Dr Pierre Gfeller, directeur général du CMQ
Un projet pilote avec les adjoints au médecin

Parmi les autres options sur le radar du CMQ, il y a la mise à contribution des adjoints au médecin, des intervenants détenant une formation universitaire qui s’apparente à celle de base en médecine. Les adjoints au médecin pratiquent sous supervision médicale et ont une autonomie négociée et convenue par contrat avec un médecin superviseur.

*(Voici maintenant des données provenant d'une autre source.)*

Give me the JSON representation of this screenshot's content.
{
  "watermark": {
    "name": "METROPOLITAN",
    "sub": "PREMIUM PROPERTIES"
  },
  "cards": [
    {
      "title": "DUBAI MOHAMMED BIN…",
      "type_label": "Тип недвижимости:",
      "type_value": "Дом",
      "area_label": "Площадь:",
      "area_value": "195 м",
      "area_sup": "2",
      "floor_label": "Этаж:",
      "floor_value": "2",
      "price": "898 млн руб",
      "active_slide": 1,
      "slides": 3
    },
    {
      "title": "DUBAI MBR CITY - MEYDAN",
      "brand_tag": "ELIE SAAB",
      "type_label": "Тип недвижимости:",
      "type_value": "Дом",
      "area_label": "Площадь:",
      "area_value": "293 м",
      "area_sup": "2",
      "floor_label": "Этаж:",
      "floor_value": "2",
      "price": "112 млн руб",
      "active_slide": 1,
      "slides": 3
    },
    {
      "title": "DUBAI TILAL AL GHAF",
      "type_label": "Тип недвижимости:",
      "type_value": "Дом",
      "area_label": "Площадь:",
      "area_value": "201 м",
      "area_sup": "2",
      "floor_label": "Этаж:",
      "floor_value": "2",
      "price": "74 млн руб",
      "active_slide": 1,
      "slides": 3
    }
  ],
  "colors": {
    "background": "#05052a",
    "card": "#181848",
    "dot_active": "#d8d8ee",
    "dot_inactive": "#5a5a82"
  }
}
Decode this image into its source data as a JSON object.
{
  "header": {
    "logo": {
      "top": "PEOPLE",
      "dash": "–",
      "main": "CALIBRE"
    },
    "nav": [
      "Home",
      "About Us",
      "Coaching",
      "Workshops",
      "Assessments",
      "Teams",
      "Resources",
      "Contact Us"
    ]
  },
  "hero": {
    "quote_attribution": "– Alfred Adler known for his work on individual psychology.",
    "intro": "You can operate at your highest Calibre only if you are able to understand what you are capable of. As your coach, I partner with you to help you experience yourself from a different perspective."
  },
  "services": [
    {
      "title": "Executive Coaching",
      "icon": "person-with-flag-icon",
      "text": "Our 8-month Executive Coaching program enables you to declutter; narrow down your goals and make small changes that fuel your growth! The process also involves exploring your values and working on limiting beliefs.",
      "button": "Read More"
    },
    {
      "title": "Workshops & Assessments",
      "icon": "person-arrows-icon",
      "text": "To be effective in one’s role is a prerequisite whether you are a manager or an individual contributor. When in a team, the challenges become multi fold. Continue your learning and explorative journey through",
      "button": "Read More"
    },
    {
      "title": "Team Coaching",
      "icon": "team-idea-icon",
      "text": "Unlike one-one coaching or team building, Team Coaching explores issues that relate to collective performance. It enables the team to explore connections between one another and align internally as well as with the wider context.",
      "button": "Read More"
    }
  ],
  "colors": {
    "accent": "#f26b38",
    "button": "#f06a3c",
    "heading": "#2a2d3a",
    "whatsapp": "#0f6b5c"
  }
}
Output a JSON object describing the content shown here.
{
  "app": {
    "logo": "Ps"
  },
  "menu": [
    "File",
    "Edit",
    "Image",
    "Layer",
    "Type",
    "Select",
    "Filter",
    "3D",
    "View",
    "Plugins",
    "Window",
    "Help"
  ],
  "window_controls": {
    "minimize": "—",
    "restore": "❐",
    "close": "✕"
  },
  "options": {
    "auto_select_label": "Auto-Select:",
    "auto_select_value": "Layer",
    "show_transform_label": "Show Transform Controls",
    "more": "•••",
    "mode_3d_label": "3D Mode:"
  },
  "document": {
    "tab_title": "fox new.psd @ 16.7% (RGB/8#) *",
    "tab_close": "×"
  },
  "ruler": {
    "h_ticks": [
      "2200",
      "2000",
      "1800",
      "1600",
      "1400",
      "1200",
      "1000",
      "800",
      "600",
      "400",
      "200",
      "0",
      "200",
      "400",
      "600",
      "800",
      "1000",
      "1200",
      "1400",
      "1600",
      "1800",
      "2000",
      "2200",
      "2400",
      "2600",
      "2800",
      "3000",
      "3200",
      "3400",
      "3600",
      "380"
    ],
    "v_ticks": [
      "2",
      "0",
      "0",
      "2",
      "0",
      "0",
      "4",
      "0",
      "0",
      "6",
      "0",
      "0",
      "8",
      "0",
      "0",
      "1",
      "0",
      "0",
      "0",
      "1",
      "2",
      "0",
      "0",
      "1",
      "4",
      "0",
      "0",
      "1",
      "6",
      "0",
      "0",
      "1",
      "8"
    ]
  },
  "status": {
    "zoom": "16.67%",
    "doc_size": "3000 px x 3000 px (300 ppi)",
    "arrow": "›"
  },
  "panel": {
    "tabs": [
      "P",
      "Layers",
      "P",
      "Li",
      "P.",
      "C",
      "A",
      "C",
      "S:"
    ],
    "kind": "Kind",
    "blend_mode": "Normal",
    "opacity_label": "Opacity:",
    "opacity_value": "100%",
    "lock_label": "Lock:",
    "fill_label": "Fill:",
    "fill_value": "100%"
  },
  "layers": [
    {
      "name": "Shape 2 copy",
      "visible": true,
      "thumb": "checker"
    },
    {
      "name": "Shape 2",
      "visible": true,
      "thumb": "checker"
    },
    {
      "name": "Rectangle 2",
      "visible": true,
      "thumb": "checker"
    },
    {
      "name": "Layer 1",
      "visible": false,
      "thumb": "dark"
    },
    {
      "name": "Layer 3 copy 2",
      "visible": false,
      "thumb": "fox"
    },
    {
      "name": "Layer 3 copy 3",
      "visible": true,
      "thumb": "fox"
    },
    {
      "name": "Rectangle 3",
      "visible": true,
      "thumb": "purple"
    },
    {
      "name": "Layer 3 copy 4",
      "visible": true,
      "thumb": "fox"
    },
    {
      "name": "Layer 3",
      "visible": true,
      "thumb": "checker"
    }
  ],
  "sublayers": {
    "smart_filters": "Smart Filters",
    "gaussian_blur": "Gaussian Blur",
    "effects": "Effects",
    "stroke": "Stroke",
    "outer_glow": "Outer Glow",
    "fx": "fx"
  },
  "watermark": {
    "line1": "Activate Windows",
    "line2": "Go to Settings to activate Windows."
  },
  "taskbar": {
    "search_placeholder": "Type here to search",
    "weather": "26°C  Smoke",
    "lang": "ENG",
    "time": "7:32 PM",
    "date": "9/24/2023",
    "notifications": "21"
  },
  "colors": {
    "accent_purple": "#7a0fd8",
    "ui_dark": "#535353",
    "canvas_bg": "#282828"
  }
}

Le rôle d’adjoint au médecin s’est d’abord développé aux États-Unis dans les années 1960, puis au Canada, au sein des Forces armées. Certains de ces intervenants, qui ont œuvré en zone de guerre, ont des compétences marquées qui peuvent s’avérer fort utiles dans les salles d’urgence, ou dans des milieux de soins en région éloignée, où sévit une pénurie chronique de personnel.

On compte au Canada quatre programmes de formation universitaire et environ 1000 adjoints au médecin en exercice dans les réseaux publics. Au Québec, toutefois, cette profession n’est actuellement pas reconnue, sauf pour les adjoints au médecin œuvrant sur les bases militaires. En revanche, le Manitoba, l’Ontario, le Nouveau-Brunswick, l’Alberta, la Nouvelle-Écosse et la Saskatchewan l’ont intégrée à leur système de santé.

Des adjoints au médecin à la Baie James

Le Conseil cri de la santé et des services sociaux de la Baie James a mis sur pied un projet pilote visant l’intégration de 10 adjoints au médecin à ses équipes multidisciplinaires.

L’objectif est d’améliorer la continuité des soins de première ligne et leur accessibilité, dans un contexte où la pénurie de personnel soignant occasionne régulièrement des ruptures de services.

Parmi les bénéfices escomptés, on espère voir :

  • Un gain d’efficacité de 30 % pour les médecins
  • Une réduction de la charge de travail de l’équipe clinique
  • Une diminution du nombre de consultations à l’urgence pour des problèmes non urgents
  • Une diminution des délais d’accès aux services médicaux non urgents

S’assurant de la protection du public, le CMQ suit de près l’évolution de ce projet et, à la demande du ministère de la Santé et des Services sociaux, participera à son évaluation. Un dossier à suivre!